Interactive Omnigraffle Prototyping
Depending on the team set-up and the development process it might be valuable to prototype your wireframes. Many UX designers are moving to CSS/HTML for this, and that might be great for some projects. For the bulk of our work, at this stage, we like to stay high-level and conceptual. To keep that separation we want to stay out of any code.
So we have this flat file of user flows, IA and boxes within boxes with call outs. Awesome. I can interpret that. But how do you make sure that the developers (who might have missed all the planning meetings) completely understand how the project is supposed to ultimately express itself in the browser?
Well, maybe creating an interactive prototype from the wireframes would assist? It also might benefit the BA/UX team by proving that each interaction has been thought through.
To begin, select an object in the wireframe that will be a user action with a result.

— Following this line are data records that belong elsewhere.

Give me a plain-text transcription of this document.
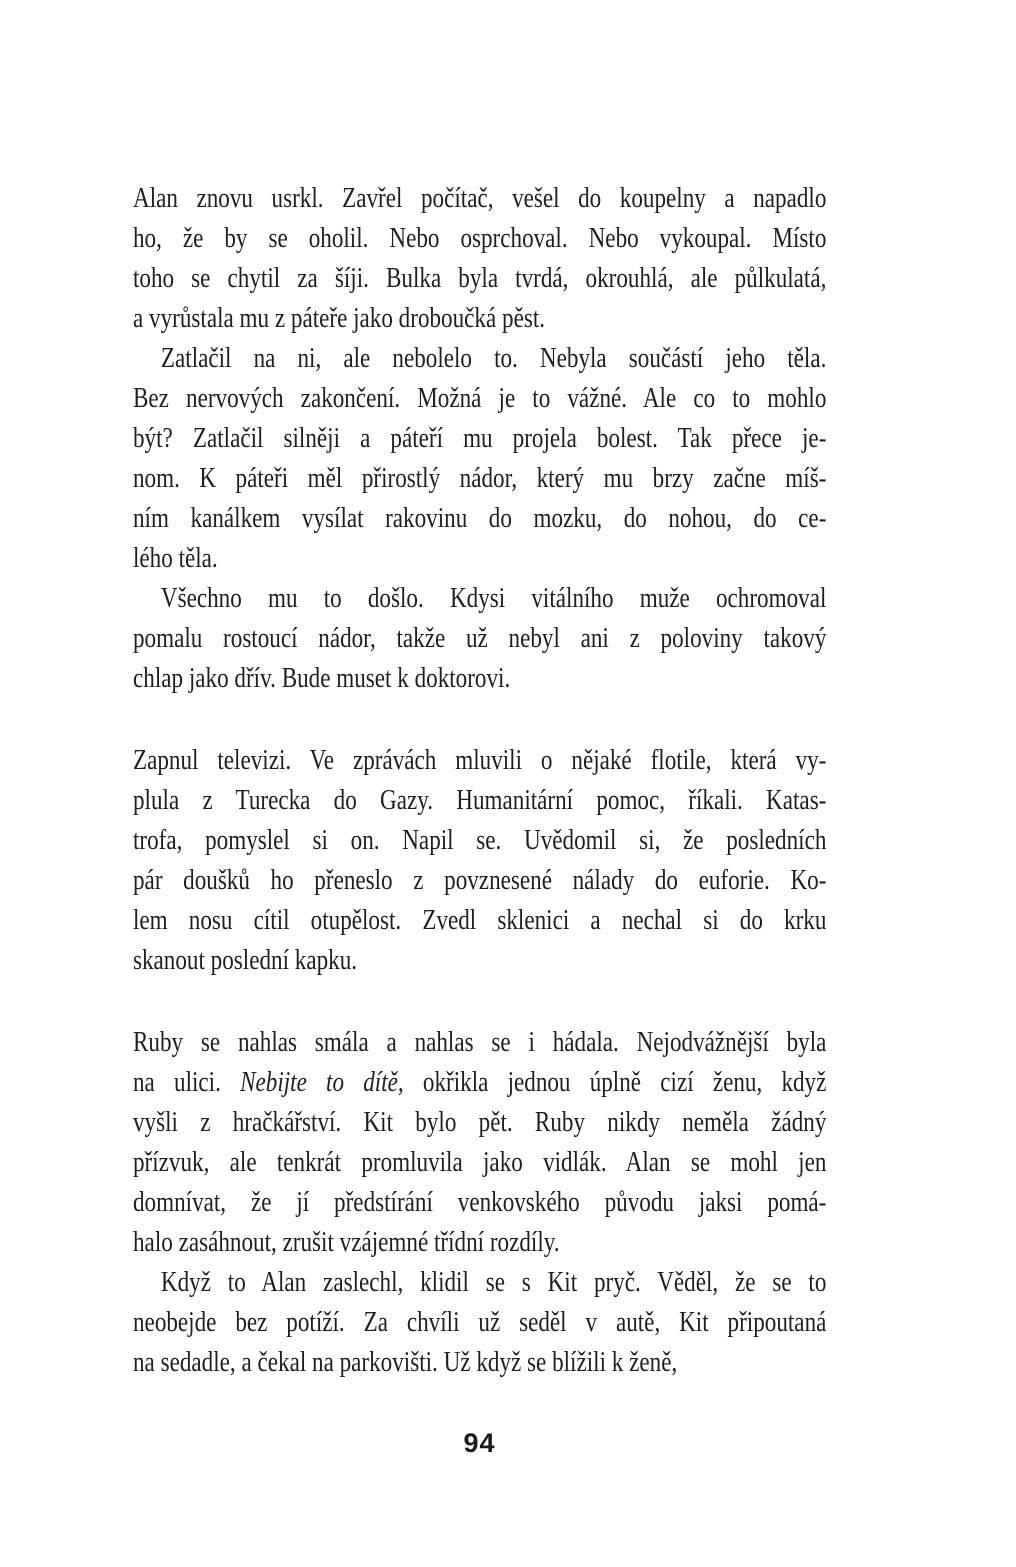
Alan znovu usrkl. Zavřel počítač, vešel do koupelny a napadlo
ho, že by se oholil. Nebo osprchoval. Nebo vykoupal. Místo
toho se chytil za šíji. Bulka byla tvrdá, okrouhlá, ale půlkulatá,
a vyrůstala mu z páteře jako droboučká pěst.
Zatlačil na ni, ale nebolelo to. Nebyla součástí jeho těla.
Bez nervových zakončení. Možná je to vážné. Ale co to mohlo
být? Zatlačil silněji a páteří mu projela bolest. Tak přece je-
nom. K páteři měl přirostlý nádor, který mu brzy začne míš-
ním kanálkem vysílat rakovinu do mozku, do nohou, do ce-
lého těla.
Všechno mu to došlo. Kdysi vitálního muže ochromoval
pomalu rostoucí nádor, takže už nebyl ani z poloviny takový
chlap jako dřív. Bude muset k doktorovi.
Zapnul televizi. Ve zprávách mluvili o nějaké flotile, která vy-
plula z Turecka do Gazy. Humanitární pomoc, říkali. Katas-
trofa, pomyslel si on. Napil se. Uvědomil si, že posledních
pár doušků ho přeneslo z povznesené nálady do euforie. Ko-
lem nosu cítil otupělost. Zvedl sklenici a nechal si do krku
skanout poslední kapku.
Ruby se nahlas smála a nahlas se i hádala. Nejodvážnější byla
na ulici. Nebijte to dítě, okřikla jednou úplně cizí ženu, když
vyšli z hračkářství. Kit bylo pět. Ruby nikdy neměla žádný
přízvuk, ale tenkrát promluvila jako vidlák. Alan se mohl jen
domnívat, že jí předstírání venkovského původu jaksi pomá-
halo zasáhnout, zrušit vzájemné třídní rozdíly.
Když to Alan zaslechl, klidil se s Kit pryč. Věděl, že se to
neobejde bez potíží. Za chvíli už seděl v autě, Kit připoutaná
na sedadle, a čekal na parkovišti. Už když se blížili k ženě,
94
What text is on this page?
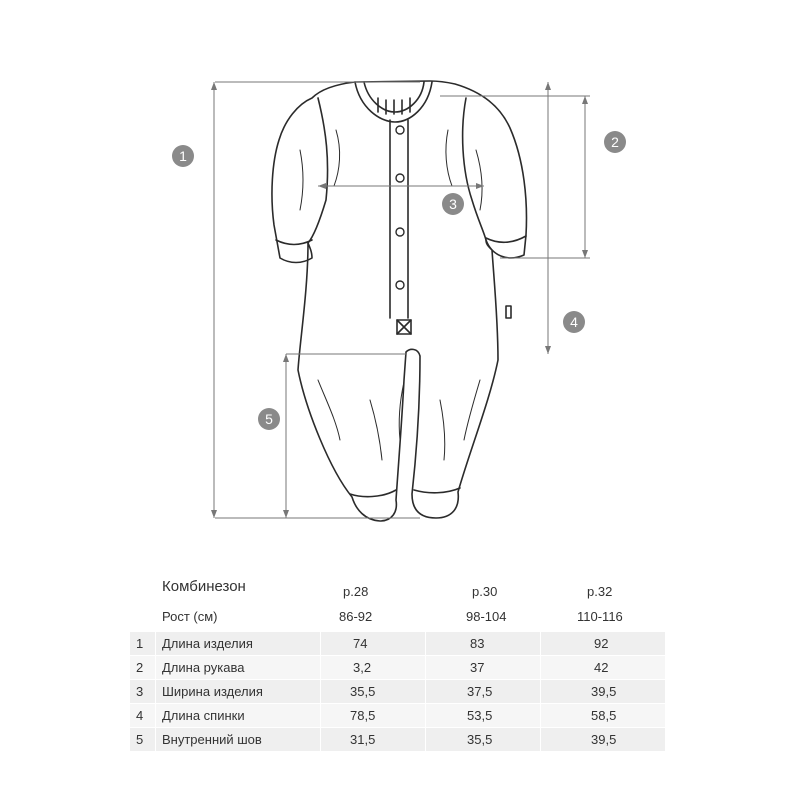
1
2
3
4
5
Комбинезон	р.28	р.30	р.32
Рост (см)	86-92	98-104	110-116
1 Длина изделия	74	83	92
2 Длина рукава	3,2	37	42
3 Ширина изделия	35,5	37,5	39,5
4 Длина спинки	78,5	53,5	58,5
5 Внутренний шов	31,5	35,5	39,5
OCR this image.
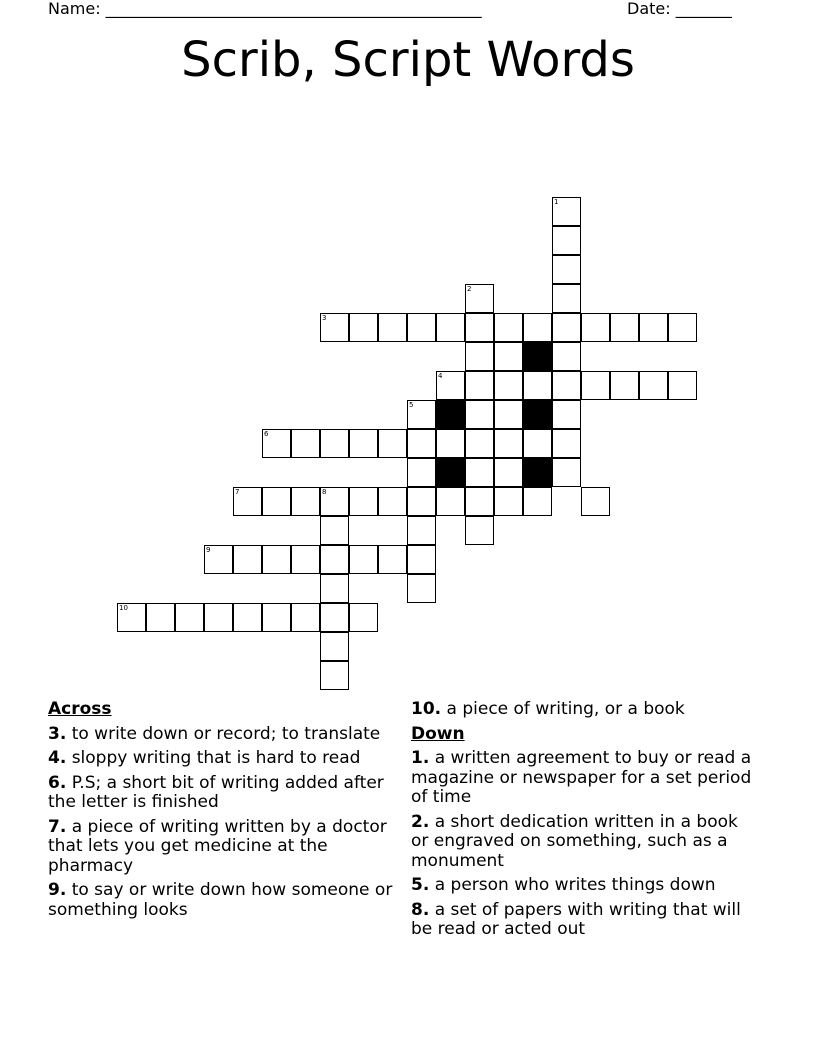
Name: _______________________________________________	Date: _______
Scrib, Script Words
1
2
3
4
5
6
7	8
9
10
Across
3. to write down or record; to translate
4. sloppy writing that is hard to read
6. P.S; a short bit of writing added after the letter is finished
7. a piece of writing written by a doctor that lets you get medicine at the pharmacy
9. to say or write down how someone or something looks
10. a piece of writing, or a book
Down
1. a written agreement to buy or read a magazine or newspaper for a set period of time
2. a short dedication written in a book or engraved on something, such as a monument
5. a person who writes things down
8. a set of papers with writing that will be read or acted out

Then, select the “Properties” tool, and navigate to the “Actions” section.
If you have used layers in your Omnigraffle file, select the “Shows or Hides Layers” options.
If your dialog box, or lightbox or next step is a different page in your Omngraffle file, select “Jumps Elsewhere” .
In this example, we’ll jump to a new canvas after the on-click event:
To test your action, hold down the “B” button. All objects on your canvas that have actions associated with them will pulse with a blue border. Click on the object and test the event.
In order to let your users or stakeholders interact with the file, you’ll probably have to export it.
Once you export it, layers will no longer function, so even though they are more elegant, use the “jumps elsewhere” function and switch to canvas or open URL.
I’ve had trouble with links in PDF’s, so to save yourself some pain, export to HTML image map. Then set-up your files on a web server (though they can be used locally in a browser) and test all of your links.
Tip: name your canvases without space characters.